We've been engaging in a conversation on the Track Your Plaque Forum on whether niacin raises blood sugar.
Yes, it does. In the vast majority of instances, however, the rise is trivial and without consequence. Typically, someone will start with a borderline elevated blood sugar of, say, 108 mg/dl. Niacin, 1000 mg per day, then raises blood sugar to 112 mg/dl. This small increase does not oblige any specific action, nor does it pose any excess risk.
Blood sugars in the normal range of
<100 mg/dl tend not to show this effect. Higher blood sugars, e.g., 130 mg/dl, may show a more exagerrated effect but it is also rarely of great consequence. People who take medications for adult type II diabetes, or people with childhood-onset, type I diabetes will also experience rises in blood sugar. This is a somewhat larger issue in these people.
Niacin is best undertaken with a change in diet, specifically a reduction in processed carbohydrate foods, particularly evil and ubiquitous wheat products.This will often compensate for the blood sugar effect.

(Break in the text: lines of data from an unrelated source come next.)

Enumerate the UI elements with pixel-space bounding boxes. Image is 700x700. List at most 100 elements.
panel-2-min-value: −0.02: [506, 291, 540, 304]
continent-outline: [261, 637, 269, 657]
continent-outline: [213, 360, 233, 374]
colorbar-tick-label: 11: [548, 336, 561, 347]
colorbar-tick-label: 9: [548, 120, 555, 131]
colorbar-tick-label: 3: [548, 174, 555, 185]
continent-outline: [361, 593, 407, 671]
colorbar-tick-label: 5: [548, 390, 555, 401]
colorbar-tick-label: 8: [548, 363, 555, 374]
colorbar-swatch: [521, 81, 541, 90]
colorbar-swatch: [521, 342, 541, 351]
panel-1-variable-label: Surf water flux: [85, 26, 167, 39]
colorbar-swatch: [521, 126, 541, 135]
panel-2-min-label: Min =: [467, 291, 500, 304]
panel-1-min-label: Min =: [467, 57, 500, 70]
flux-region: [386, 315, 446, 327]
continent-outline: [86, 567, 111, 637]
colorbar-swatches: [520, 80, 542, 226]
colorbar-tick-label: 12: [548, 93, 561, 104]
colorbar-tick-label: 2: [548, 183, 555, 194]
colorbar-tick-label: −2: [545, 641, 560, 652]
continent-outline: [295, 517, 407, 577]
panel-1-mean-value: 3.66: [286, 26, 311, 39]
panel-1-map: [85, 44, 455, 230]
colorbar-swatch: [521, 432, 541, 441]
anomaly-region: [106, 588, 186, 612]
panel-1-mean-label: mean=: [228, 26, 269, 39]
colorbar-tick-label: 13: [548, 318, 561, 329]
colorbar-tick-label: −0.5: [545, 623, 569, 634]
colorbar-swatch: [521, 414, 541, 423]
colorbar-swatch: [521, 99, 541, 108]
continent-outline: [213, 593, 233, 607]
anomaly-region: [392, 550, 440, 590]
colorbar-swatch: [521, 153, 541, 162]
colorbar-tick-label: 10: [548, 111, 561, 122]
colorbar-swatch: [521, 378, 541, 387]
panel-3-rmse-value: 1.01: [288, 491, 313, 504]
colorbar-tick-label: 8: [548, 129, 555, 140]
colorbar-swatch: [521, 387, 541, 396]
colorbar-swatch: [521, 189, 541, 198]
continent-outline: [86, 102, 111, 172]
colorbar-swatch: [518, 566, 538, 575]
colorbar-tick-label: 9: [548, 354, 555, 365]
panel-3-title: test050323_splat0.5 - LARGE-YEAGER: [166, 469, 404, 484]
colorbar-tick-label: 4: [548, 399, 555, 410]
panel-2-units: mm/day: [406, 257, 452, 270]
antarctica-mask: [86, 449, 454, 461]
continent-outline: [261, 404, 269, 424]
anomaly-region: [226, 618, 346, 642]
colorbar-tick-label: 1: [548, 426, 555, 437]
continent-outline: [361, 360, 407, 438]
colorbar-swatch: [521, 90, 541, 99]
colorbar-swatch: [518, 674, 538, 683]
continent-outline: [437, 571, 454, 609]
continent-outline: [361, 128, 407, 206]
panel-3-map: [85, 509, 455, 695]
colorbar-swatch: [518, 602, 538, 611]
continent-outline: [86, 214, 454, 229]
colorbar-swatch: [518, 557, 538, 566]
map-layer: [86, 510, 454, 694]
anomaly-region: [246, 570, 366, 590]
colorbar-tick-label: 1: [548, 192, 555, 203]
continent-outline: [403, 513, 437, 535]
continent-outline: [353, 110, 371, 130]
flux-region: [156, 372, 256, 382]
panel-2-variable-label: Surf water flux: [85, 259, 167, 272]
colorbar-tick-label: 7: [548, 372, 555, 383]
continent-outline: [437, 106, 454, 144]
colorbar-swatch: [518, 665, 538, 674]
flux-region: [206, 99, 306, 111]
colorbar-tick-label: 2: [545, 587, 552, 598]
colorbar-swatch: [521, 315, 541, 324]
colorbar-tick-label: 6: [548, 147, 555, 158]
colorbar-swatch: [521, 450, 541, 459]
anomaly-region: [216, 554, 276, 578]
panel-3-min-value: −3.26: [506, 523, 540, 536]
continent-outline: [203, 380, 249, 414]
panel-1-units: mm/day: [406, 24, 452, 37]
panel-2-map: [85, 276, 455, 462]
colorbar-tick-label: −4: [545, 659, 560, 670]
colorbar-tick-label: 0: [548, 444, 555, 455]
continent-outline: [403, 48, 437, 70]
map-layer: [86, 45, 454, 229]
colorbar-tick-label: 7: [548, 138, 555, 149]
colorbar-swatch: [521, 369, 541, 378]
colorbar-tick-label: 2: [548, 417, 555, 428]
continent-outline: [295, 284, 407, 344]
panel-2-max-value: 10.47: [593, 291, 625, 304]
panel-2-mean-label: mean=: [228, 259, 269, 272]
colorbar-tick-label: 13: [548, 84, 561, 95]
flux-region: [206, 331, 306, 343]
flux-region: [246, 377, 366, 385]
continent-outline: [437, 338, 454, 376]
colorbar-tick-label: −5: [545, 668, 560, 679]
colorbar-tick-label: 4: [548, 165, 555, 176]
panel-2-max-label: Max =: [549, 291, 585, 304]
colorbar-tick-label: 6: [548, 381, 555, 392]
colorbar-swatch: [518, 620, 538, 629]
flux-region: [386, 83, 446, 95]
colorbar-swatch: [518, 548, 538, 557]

Niacin also shares many of the benefits of weight loss: rise in HDL, drop in triglycerides and small LDL.
Keep it all in perspective: If HDL is low, e.g., 30 mg/dl, or there is a significant small LDL pattern, or you have Lp(a), using niacin--vitamin B3--is quite safe and the most effective treatment we have. It's also a vitamin. Also recall the famous HATS Trial of simvastatin and niacin: simvastatin (Zocor) reduced heart attack risk 30%; adding niacin reduced heart attack risk an astounding 90% .
Very few strategies can yield the enormous benefits, both as a stand-alone treatment or in combination with others, that niacin can, whether or not blood sugar creeps up a few milligrams.